Baillie Gifford Managed provides investors with a ready-made asset allocation of around three-quarters in shares, with bonds and a little cash. The duo behind the fund are Steven Hay and Iain McCombie. They invest in shares for their long-term performance potential. Bonds reduce the fund’s volatility and cash is used to take advantage of opportunities they uncover.
The managers invest more in shares and less in bonds than many other funds in the Mixed Investment 40-85% Shares sector. This makes it a more adventurous option. That means the fund could perform quite differently from others in the sector.
Hay and McCombie are both very experienced managers. We like their sensible and straightforward approach to investing, and we’re confident they’ll stick to it through the good times and the bad. They’re long-term investors so there are no knee-jerk reactions to sudden price movements or news stories, which we think is important. The fund’s deserving of its place on the Wealth 50 list of our favourite funds.

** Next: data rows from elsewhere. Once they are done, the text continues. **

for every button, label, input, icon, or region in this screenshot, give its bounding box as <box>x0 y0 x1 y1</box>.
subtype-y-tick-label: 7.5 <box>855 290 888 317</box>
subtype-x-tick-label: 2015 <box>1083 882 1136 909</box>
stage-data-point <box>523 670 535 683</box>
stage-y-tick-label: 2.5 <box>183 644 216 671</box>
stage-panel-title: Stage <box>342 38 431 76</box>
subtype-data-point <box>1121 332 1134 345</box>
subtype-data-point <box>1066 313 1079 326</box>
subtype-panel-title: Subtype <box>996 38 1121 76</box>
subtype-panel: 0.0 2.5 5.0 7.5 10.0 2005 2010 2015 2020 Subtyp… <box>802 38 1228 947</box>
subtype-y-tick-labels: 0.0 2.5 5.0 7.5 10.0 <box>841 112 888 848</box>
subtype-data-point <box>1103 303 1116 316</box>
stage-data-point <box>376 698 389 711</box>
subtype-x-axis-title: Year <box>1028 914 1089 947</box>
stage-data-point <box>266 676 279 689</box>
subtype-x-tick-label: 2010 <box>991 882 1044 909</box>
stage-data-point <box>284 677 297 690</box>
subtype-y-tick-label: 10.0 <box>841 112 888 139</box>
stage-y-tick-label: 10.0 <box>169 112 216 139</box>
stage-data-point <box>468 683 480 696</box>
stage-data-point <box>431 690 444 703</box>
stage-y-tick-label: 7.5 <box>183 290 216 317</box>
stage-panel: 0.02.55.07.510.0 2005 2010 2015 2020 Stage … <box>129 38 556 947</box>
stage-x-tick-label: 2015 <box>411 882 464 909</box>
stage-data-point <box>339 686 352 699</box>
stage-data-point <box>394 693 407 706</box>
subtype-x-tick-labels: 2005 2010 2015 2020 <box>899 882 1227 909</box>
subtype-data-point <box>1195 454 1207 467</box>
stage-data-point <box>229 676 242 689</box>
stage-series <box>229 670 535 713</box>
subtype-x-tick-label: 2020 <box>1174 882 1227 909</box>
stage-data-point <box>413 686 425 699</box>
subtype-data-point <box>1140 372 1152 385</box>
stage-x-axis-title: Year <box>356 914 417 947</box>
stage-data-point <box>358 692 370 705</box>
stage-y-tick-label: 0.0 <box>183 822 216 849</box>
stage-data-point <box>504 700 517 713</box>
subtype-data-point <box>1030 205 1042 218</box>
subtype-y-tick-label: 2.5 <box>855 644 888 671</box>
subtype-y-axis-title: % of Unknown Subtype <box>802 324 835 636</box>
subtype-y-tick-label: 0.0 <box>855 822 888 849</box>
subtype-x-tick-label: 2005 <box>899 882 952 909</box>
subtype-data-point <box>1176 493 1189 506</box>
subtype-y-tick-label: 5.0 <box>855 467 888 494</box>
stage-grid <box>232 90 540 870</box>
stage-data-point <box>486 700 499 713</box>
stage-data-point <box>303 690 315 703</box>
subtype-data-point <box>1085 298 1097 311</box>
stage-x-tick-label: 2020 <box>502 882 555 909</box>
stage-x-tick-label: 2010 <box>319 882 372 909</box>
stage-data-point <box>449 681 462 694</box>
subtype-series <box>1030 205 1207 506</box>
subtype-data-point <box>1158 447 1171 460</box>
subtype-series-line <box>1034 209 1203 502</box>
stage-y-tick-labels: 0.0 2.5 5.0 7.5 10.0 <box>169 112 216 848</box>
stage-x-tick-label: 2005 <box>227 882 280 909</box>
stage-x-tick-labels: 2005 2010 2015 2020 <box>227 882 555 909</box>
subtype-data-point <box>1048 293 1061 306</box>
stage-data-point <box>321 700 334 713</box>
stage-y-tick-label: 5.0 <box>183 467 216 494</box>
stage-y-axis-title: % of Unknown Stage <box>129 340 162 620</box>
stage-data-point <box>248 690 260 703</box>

How do the managers invest?
The shares portion is fairly evenly split among its four main areas of investment: UK; North America; Europe; and developed Asia and emerging markets, which are higher risk. The managers look for companies they think will be long-term winners. They aim to stay invested in them for many years. But if they lose confidence in a company they’ll normally quickly sell it rather than hope for a recovery.
They try to make sure that the bonds portion performs very differently to the stock market, to provide a good level of diversification. So if they invest in some bonds that can perform similarly to shares, they’ll balance it out with some less volatile bonds. A small part of the portfolio is also held in cash and derivatives. The use of derivatives adds risk.

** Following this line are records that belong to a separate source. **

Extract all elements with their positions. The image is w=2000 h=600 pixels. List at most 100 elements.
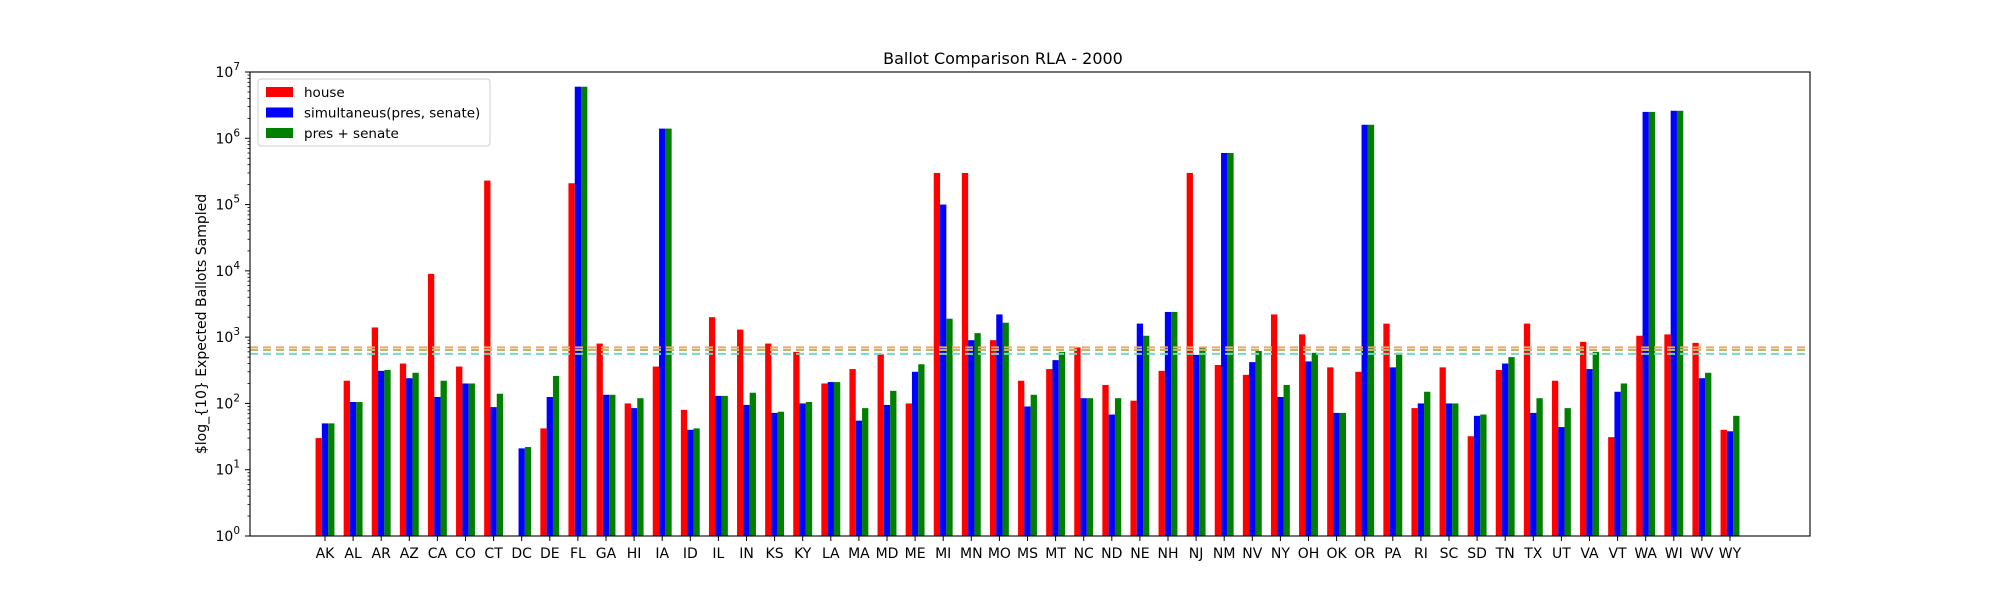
bar-UT-2 xyxy=(1564,408,1571,536)
bar-OH-0 xyxy=(1299,334,1306,536)
bar-ME-0 xyxy=(905,403,912,536)
bar-OK-2 xyxy=(1339,412,1347,536)
y-tick-label-6: 106 xyxy=(215,127,240,147)
bar-CO-1 xyxy=(462,383,469,536)
bar-MT-1 xyxy=(1052,360,1059,536)
x-tick-label-WY: WY xyxy=(1719,546,1742,562)
bar-NE-2 xyxy=(1143,335,1150,536)
bar-AZ-0 xyxy=(399,363,407,536)
bar-ME-2 xyxy=(918,364,925,536)
bar-WV-1 xyxy=(1698,378,1706,536)
bar-CA-2 xyxy=(440,380,447,536)
x-tick-label-MA: MA xyxy=(848,546,870,562)
bar-NH-1 xyxy=(1164,311,1172,536)
x-tick-label-AR: AR xyxy=(372,546,392,562)
y-tick-label-7: 107 xyxy=(215,61,240,81)
bar-ND-2 xyxy=(1114,398,1122,536)
bar-UT-1 xyxy=(1558,427,1565,536)
x-tick-label-CT: CT xyxy=(484,546,503,562)
y-tick-label-1: 101 xyxy=(215,459,240,479)
chart-title: Ballot Comparison RLA - 2000 xyxy=(883,49,1123,68)
x-tick-label-DE: DE xyxy=(540,546,560,562)
x-tick-label-VT: VT xyxy=(1609,546,1628,562)
bar-GA-0 xyxy=(596,343,603,536)
x-tick-label-VA: VA xyxy=(1580,546,1599,562)
bar-TX-1 xyxy=(1530,412,1537,536)
bar-MN-1 xyxy=(968,340,975,536)
bar-GA-1 xyxy=(602,394,610,536)
bar-MS-1 xyxy=(1024,406,1031,536)
bar-UT-0 xyxy=(1551,380,1559,536)
bar-HI-2 xyxy=(637,398,644,536)
x-tick-label-ID: ID xyxy=(683,546,698,562)
legend-swatch-1 xyxy=(266,107,293,118)
x-tick-label-PA: PA xyxy=(1384,546,1402,562)
x-tick-label-NJ: NJ xyxy=(1189,546,1204,562)
bar-TN-1 xyxy=(1502,363,1509,536)
bar-WA-1 xyxy=(1642,111,1649,536)
bar-LA-1 xyxy=(827,382,834,536)
bar-VT-1 xyxy=(1614,391,1621,536)
x-tick-label-NC: NC xyxy=(1074,546,1094,562)
bar-KY-2 xyxy=(805,402,813,536)
bar-IL-2 xyxy=(721,395,728,536)
bar-CA-0 xyxy=(427,273,435,536)
x-tick-label-OH: OH xyxy=(1298,546,1320,562)
bar-ID-0 xyxy=(680,409,688,536)
x-tick-label-WV: WV xyxy=(1690,546,1714,562)
bar-MI-1 xyxy=(940,204,947,536)
y-tick-label-5: 105 xyxy=(215,194,240,214)
bar-FL-1 xyxy=(574,86,582,537)
bar-MS-2 xyxy=(1030,394,1037,536)
x-tick-label-NV: NV xyxy=(1242,546,1262,562)
bar-MO-0 xyxy=(989,340,997,536)
legend-swatch-0 xyxy=(266,87,293,97)
x-tick-label-CO: CO xyxy=(455,546,476,562)
bar-ND-0 xyxy=(1102,384,1109,536)
bar-IA-0 xyxy=(652,366,660,536)
x-tick-label-MN: MN xyxy=(960,546,983,562)
bar-NC-1 xyxy=(1080,398,1087,536)
bar-CA-1 xyxy=(434,397,441,536)
bar-LA-2 xyxy=(833,382,841,536)
bar-MO-2 xyxy=(1002,322,1009,536)
bar-FL-2 xyxy=(581,86,588,537)
x-tick-label-NE: NE xyxy=(1130,546,1149,562)
y-axis-ticks: 100 101 102 103 104 105 106 107 xyxy=(215,61,250,545)
x-tick-label-SC: SC xyxy=(1440,546,1459,562)
bar-WY-0 xyxy=(1720,429,1727,536)
bar-AL-0 xyxy=(343,380,350,536)
bar-OK-0 xyxy=(1327,367,1334,536)
bars-layer xyxy=(315,86,1740,537)
bar-NE-1 xyxy=(1136,323,1144,536)
x-tick-label-ND: ND xyxy=(1101,546,1122,562)
bar-NV-0 xyxy=(1242,374,1250,536)
legend-label-0: house xyxy=(304,85,345,101)
bar-KY-0 xyxy=(793,351,800,536)
bar-RI-0 xyxy=(1411,408,1418,536)
x-tick-label-IL: IL xyxy=(712,546,724,562)
bar-DE-2 xyxy=(552,375,560,536)
bar-GA-2 xyxy=(609,394,616,536)
bar-WI-2 xyxy=(1676,110,1684,536)
bar-FL-0 xyxy=(568,183,575,536)
bar-SC-0 xyxy=(1439,367,1446,536)
bar-RI-2 xyxy=(1424,391,1431,536)
bar-VT-0 xyxy=(1608,437,1615,536)
bar-MD-1 xyxy=(883,404,891,536)
bar-HI-0 xyxy=(624,403,631,536)
bar-AL-1 xyxy=(349,402,357,536)
bar-RI-1 xyxy=(1417,403,1425,536)
bar-OK-1 xyxy=(1333,412,1340,536)
x-tick-label-MI: MI xyxy=(935,546,951,562)
legend-frame xyxy=(257,78,491,147)
bar-OR-1 xyxy=(1361,124,1368,536)
x-tick-label-AK: AK xyxy=(316,546,336,562)
y-tick-label-2: 102 xyxy=(215,392,240,412)
bar-IA-2 xyxy=(665,128,672,536)
x-tick-label-KY: KY xyxy=(794,546,812,562)
bar-MI-0 xyxy=(933,172,941,536)
bar-MT-2 xyxy=(1058,351,1066,536)
bar-MO-1 xyxy=(996,314,1003,536)
bar-IL-0 xyxy=(708,317,716,536)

Diversification is important to the managers. With nearly 400 investments the fund’s got plenty of it. That means a few poor performers shouldn’t have too much of an impact.
How’s the fund performed?
The fund’s long-term performance has been strong. It’s grown 98.1%* since the managers took over in November 2012. The IA Mixed Investment 40-85% Shares Index grew 57.4% in that time. The fund’s achieved this by growing more than the benchmark when markets have been rising. When markets have fallen, however, the fund’s normally lagged behind. That’s what we’d expect from a mixed asset fund with a high proportion invested in shares. Remember past performance isn’t a guide to future returns.
Baillie Gifford Managed - ten year performance
Past performance is not a guide to the future. Source: Lipper IM to *31/05/2019
|Annual percentage growth|
|May 14 -
|May 15 -
|May 16 -
|May 17 -
|May 18 -
|Baillie Gifford Managed||9.3%||0.8%||26.1%||10.0%||2.8%|
|IA Mixed Investment 40-85% Shares||10.1%||-3.5%||19.5%||4.4%||-0.3%|
Past performance is not a guide to the future. Source: Lipper IM to 31/05/2019
What’s changed in the portfolio?
The managers have increased investment in companies from the UK, Europe and developed Asia. They’ve reduced some of their bond investments, but have invested more in emerging market government bonds, after previously trimming them in the portfolio. Most changes are down to where the managers have found the best opportunities though, rather than tactical decisions on how much to invest in each area.

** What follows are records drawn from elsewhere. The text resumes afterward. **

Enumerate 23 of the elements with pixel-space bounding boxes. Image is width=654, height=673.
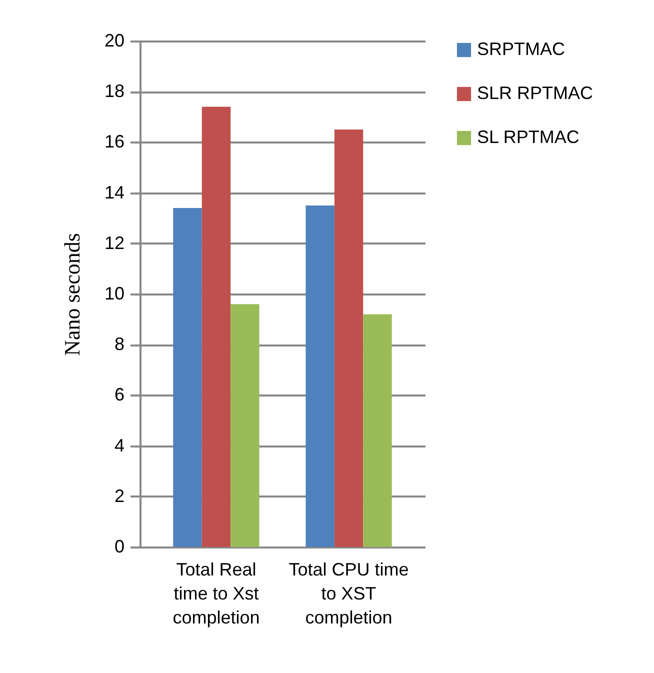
y-tick-label: 14 [104, 182, 124, 202]
y-tick-label: 18 [104, 81, 124, 102]
legend-label: SLR RPTMAC [477, 83, 594, 103]
x-tick-label: Total Real time to Xst completion [172, 560, 260, 628]
bar [202, 106, 231, 547]
y-tick-label: 10 [104, 284, 124, 304]
y-tick-label: 0 [114, 536, 124, 556]
legend-label: SL RPTMAC [477, 127, 580, 147]
bar [363, 314, 392, 547]
y-tick-label: 12 [104, 232, 124, 253]
y-tick-label: 2 [114, 486, 124, 506]
y-tick-label: 8 [114, 334, 124, 354]
legend-label: SRPTMAC [477, 39, 566, 59]
y-tick-label: 20 [104, 30, 124, 50]
x-tick-label: Total CPU time to XST completion [288, 560, 409, 628]
y-tick-label: 4 [114, 435, 124, 456]
y-axis-title: Nano seconds [59, 233, 84, 356]
y-tick-label: 6 [114, 384, 124, 405]
y-tick-label: 16 [104, 132, 124, 152]
bar [230, 304, 260, 547]
bar [334, 130, 364, 547]
bar [306, 205, 334, 547]
bar [173, 208, 202, 547]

New company investments include Yext, which helps businesses improve the quality of voice-powered searches about them, Brazilian oil and gas corporation Petrobras, and German sportswear company Adidas. The managers like Adidas’s strong brand and its targeting of emerging market consumers.
Companies that have recently been sold include Chinese internet giant Baidu, Spanish discount supermarket chain Dia, and American sportswear company Under Armour. The latter’s performance had previously been strong, but the managers don’t think the company responded well to many of its retail distributors going bust.
Hay and McCombie know their approach, investing in companies for their growth potential, had done well for many years. They also know eventually the winds will change and their style will fall out of favour. But when it does, they’re not going to change the way they invest. As long-term investors, they’re not concerned about short-term ups and downs. They’re confident of a bright future for companies they expect to grow, although there are no guarantees.
This fund has a holding in Hargreaves Lansdown plc shares.